Don Héctor vio que las lágrimas resbalaban por las mejillas de María. Sólo entonces se dio cuenta de lo sensible que era aquel asunto para ella. Nervioso, le entregó su pañuelo, deshaciéndose en disculpas. Cuando se hubo sosegado, le preguntó:

—¿Cree que la persecución contra los liberales es para compensar lo de Cataluña?

—No tengo la menor duda. Ya sabe cuál es la principal máxima política de nuestro rey.

—¿Cuál?

—«Palos a la burra blanca, palos a la burra negra».
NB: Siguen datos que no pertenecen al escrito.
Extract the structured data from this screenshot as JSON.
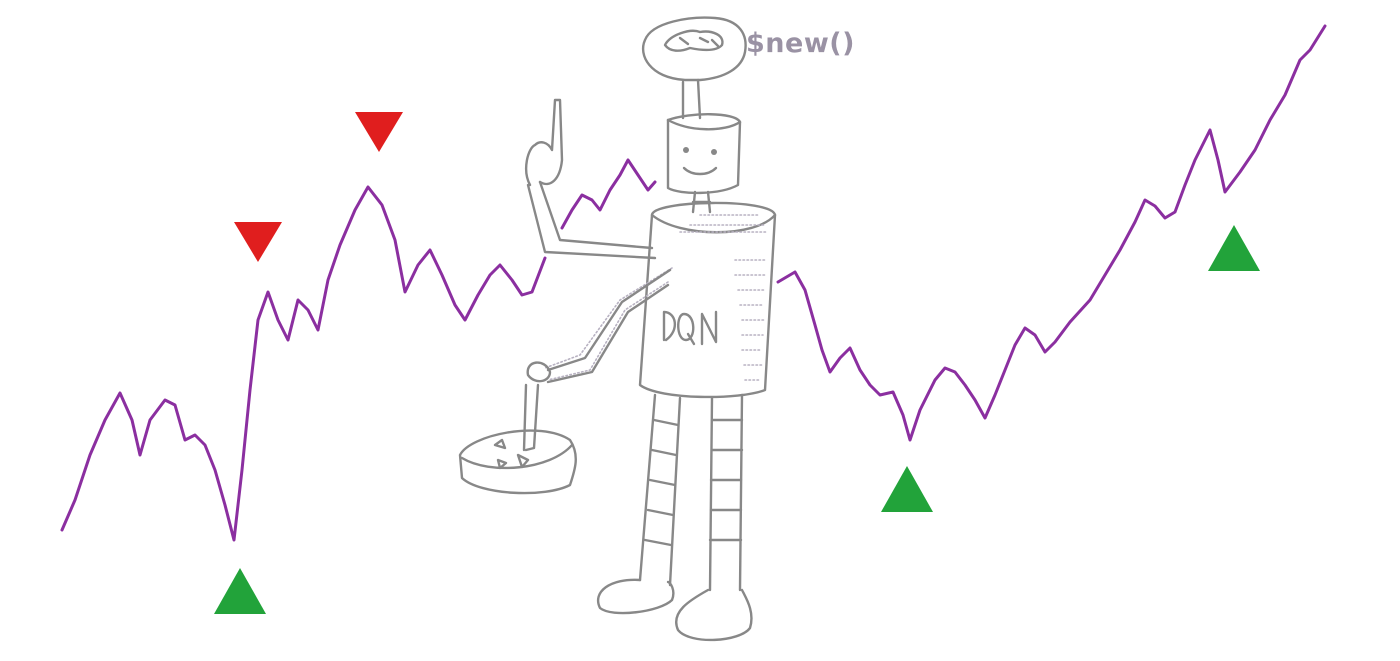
{
  "colors": {
    "price_line": "#8b2fa0",
    "buy_marker": "#22a33a",
    "sell_marker": "#e01e1e",
    "sketch": "#888888",
    "label": "#9a92a4"
  },
  "robot": {
    "thought_text": "$new()",
    "body_text": "DQN"
  },
  "markers": {
    "buy_count": 3,
    "sell_count": 2
  }
}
Unos pasos en la galería anunciaron que alguien se acercaba. Era el conde de Ofalia. María apretó entre sus dedos el pañuelo de don Héctor.

—Don Tadeo me ha dicho que se tomará con mucho interés vuestra petición.

—Muchas gracias, excelencia —balbuceó María—. ¿Cuándo tendremos respuesta?

—El rey está cazando en Valsaín. Creo que regresa mañana. Probablemente pasado mañana firmará la resolución que enviarán directamente a Granada. Ahora tengo que marcharme. He aprovechado que don Tadeo ha tenido una necesidad para venir a informarles, pero debo continuar la reunión.

El conde se despidió de María con una inclinación de cabeza. Luego se volvió hacia don Héctor y estrechó su mano. Al abogado no le gustó la expresión de su rostro. Don Narciso abandonó la sala, pero don Héctor lo alcanzó en la galería.

—Disculpe, excelencia. ¿Lo de enviar la resolución a Granada es…?

—Doña María debe partir lo antes posible si quiere ver a su esposo con vida. Anímela a marcharse. El rey ratificará la sentencia. Calomarde se ha puesto hecho una furia cuando he intercedido. Lo siento…, lo siento mucho.